Borrowers Can Still Apply for Student Loan Cancellation Through Borrower Defense to Repayment
While student loan borrowers who did not attend Corinthian schools are not covered by last week’s announcement, it doesn’t mean you cannot get student loan forgiveness through Borrower Defense to Repayment. You just need to submit a formal application.
“Under the Borrower Defense to Repayment [program], certain conduct by a school you attended might make you eligible to receive a discharge of some or all of your federal student loans,” says the Department of Education in instructions accompanying the Borrower Defense application. “The most common types of conduct that might make a borrower eligible for loan relief through Borrower Defense to Repayment discharge are misrepresentations of the truth made by the school or its representatives during their efforts to recruit you to enroll at the school or to continue your enrollment at the school. These misrepresentations typically take the form of untruthful representations of the school’s selectivity in admitting students, its rankings as compared to other schools, the job placement and earnings outcomes of its prior graduates, or the likelihood that its credits will be accepted by another school or that it will accept credits from other schools.”

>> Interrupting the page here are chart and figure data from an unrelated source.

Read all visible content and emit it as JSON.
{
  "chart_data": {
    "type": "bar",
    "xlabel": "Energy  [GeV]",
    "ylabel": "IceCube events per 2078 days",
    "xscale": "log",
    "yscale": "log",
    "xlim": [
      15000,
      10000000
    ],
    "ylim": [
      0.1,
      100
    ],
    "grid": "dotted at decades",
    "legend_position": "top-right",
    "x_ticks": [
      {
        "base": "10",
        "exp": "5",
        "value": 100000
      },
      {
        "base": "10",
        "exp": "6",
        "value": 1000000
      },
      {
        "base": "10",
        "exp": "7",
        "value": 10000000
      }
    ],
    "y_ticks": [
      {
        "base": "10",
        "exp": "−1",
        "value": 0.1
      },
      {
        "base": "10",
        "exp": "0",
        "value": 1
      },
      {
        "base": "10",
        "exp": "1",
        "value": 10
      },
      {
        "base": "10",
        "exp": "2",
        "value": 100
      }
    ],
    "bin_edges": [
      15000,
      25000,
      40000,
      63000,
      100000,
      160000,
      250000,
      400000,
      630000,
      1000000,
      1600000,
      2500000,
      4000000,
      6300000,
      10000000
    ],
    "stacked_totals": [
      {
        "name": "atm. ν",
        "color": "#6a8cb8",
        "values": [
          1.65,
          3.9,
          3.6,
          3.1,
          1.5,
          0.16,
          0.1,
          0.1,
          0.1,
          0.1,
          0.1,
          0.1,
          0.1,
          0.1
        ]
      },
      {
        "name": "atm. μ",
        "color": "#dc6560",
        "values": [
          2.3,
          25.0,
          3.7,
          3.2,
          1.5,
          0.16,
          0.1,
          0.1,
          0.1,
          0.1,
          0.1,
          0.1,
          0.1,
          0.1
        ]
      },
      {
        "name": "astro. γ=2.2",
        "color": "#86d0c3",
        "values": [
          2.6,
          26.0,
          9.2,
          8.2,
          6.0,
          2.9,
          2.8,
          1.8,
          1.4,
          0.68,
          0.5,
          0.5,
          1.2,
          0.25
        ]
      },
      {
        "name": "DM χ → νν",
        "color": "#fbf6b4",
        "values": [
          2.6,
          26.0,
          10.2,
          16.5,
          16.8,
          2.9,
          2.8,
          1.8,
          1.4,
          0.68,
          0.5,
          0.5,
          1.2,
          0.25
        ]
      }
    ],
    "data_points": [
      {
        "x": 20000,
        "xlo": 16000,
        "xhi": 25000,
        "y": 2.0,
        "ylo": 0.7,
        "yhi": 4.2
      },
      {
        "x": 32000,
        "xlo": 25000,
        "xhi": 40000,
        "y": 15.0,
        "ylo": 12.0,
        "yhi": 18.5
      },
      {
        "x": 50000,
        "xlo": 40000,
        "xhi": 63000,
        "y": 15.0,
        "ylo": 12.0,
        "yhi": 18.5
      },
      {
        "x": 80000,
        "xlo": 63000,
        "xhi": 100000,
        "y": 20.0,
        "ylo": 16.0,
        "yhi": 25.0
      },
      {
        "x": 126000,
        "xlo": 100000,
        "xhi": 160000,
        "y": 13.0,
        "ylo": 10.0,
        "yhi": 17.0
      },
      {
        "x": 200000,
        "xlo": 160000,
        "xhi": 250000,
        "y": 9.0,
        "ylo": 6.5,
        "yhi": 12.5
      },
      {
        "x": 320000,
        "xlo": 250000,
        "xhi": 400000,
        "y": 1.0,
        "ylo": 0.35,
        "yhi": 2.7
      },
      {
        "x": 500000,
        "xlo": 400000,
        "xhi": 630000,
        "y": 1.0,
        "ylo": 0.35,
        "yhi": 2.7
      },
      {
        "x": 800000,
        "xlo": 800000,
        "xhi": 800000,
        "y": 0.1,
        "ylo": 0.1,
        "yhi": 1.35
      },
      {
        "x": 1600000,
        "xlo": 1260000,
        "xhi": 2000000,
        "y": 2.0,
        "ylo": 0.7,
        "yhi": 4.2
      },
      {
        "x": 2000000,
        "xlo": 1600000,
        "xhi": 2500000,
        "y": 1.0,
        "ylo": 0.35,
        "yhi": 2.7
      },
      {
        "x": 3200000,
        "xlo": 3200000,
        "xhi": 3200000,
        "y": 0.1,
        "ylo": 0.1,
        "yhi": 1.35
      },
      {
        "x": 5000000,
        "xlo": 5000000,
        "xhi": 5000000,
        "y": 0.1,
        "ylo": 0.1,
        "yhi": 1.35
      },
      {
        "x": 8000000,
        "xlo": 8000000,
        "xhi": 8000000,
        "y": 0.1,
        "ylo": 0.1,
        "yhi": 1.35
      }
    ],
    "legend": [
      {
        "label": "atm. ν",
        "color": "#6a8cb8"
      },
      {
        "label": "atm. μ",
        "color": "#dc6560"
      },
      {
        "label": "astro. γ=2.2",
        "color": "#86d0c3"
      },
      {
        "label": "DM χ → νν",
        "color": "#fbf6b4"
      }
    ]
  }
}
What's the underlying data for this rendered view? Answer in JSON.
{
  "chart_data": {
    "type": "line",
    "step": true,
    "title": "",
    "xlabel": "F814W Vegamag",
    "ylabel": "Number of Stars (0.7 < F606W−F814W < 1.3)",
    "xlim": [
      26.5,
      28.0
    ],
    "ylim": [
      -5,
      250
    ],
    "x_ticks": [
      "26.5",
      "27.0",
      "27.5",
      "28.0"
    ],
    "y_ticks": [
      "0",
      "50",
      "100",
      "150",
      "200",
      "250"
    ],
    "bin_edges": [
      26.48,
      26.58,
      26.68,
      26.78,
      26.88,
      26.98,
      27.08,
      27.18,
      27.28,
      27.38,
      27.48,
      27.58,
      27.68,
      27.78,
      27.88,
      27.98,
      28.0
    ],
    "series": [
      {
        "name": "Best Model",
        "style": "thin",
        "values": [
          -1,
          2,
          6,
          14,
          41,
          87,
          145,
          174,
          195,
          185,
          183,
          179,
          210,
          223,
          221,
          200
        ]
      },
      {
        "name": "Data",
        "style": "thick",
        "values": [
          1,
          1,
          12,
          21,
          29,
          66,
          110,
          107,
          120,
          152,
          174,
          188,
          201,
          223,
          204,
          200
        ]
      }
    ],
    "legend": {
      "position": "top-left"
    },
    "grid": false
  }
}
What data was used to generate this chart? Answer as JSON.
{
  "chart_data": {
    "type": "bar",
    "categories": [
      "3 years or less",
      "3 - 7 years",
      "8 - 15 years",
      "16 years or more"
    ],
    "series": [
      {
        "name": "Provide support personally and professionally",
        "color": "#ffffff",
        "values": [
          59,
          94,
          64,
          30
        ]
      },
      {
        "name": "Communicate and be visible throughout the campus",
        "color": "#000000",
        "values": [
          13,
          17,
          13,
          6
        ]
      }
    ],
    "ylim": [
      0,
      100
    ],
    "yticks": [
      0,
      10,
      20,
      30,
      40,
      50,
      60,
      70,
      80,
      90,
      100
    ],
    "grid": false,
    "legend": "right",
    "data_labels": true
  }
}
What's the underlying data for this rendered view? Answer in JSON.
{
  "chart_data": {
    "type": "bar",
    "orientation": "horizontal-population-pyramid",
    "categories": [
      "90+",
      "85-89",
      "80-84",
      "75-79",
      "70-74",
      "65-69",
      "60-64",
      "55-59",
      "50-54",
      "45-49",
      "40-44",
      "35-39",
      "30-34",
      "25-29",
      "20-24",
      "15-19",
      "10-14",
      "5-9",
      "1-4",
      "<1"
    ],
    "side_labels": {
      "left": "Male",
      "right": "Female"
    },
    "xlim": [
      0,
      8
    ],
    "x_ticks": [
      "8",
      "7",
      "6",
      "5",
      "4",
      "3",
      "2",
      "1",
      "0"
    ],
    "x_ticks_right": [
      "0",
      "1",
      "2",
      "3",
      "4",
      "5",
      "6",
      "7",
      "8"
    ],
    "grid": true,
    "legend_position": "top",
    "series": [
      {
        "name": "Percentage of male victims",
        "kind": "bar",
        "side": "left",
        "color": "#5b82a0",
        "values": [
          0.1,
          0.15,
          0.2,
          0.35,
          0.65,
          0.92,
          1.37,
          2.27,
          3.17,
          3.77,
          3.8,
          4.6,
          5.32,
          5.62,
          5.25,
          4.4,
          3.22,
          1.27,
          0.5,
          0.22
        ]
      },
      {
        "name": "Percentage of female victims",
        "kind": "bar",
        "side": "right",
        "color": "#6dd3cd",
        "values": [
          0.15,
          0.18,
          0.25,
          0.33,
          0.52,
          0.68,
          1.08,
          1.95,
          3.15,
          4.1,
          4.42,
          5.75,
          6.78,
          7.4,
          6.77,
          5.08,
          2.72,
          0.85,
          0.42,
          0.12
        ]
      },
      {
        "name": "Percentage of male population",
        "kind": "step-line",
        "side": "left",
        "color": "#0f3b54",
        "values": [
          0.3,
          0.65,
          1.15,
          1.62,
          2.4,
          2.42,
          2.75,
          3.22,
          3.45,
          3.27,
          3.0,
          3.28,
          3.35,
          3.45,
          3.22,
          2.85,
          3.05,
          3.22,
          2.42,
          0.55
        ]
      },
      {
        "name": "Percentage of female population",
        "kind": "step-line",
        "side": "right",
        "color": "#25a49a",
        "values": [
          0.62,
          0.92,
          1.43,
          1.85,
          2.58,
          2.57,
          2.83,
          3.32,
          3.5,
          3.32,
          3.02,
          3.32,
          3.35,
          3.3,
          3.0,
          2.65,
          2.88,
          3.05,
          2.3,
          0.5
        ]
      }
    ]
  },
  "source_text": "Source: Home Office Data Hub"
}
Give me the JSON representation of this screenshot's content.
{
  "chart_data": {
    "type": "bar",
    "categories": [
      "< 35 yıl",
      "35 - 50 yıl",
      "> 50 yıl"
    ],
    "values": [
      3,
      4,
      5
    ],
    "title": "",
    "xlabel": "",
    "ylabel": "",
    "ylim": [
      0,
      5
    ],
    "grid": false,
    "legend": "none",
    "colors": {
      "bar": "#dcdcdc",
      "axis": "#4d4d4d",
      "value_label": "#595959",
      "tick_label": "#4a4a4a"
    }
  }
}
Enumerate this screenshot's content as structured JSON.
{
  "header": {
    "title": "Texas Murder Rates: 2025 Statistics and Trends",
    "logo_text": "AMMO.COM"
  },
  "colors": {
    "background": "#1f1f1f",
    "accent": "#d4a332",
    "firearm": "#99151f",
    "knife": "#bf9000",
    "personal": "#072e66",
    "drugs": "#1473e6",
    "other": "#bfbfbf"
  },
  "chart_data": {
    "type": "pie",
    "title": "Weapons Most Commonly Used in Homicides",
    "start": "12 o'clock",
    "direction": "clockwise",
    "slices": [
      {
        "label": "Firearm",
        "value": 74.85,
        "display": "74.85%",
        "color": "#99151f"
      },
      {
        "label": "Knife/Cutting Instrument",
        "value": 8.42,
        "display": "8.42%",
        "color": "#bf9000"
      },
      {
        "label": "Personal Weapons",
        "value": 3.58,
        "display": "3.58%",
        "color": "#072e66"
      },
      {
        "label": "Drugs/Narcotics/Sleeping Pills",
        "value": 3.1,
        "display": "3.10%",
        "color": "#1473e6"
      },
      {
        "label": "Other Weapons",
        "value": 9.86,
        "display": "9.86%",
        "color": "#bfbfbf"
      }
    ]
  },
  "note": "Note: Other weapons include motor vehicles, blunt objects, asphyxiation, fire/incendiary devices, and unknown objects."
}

The Borrower Defense to Repayment application is long, and asks many questions about the borrower’s experience at the school in question and examples of the school’s alleged misconduct. It is important to be very specific and detailed, and to include supporting documentation and evidence wherever possible.
“Borrowers should carefully complete the application form and provide as much accurate and detailed information as possible,” says the National Consumer Law Center on its blog about Borrower Defense to Repayment. “If borrowers are familiar with any lawsuits that were filed against their school, they should mention it on their application form. Although not required, the application form encourages borrowers to submit additional documentation or other evidence such as transcripts, enrollment agreements, and/or school promotional materials.”
Borrowers can also view a detailed guide created by the New York Legal Assistance Group (NYLAG) designed to help people navigate the Borrower Defense application process.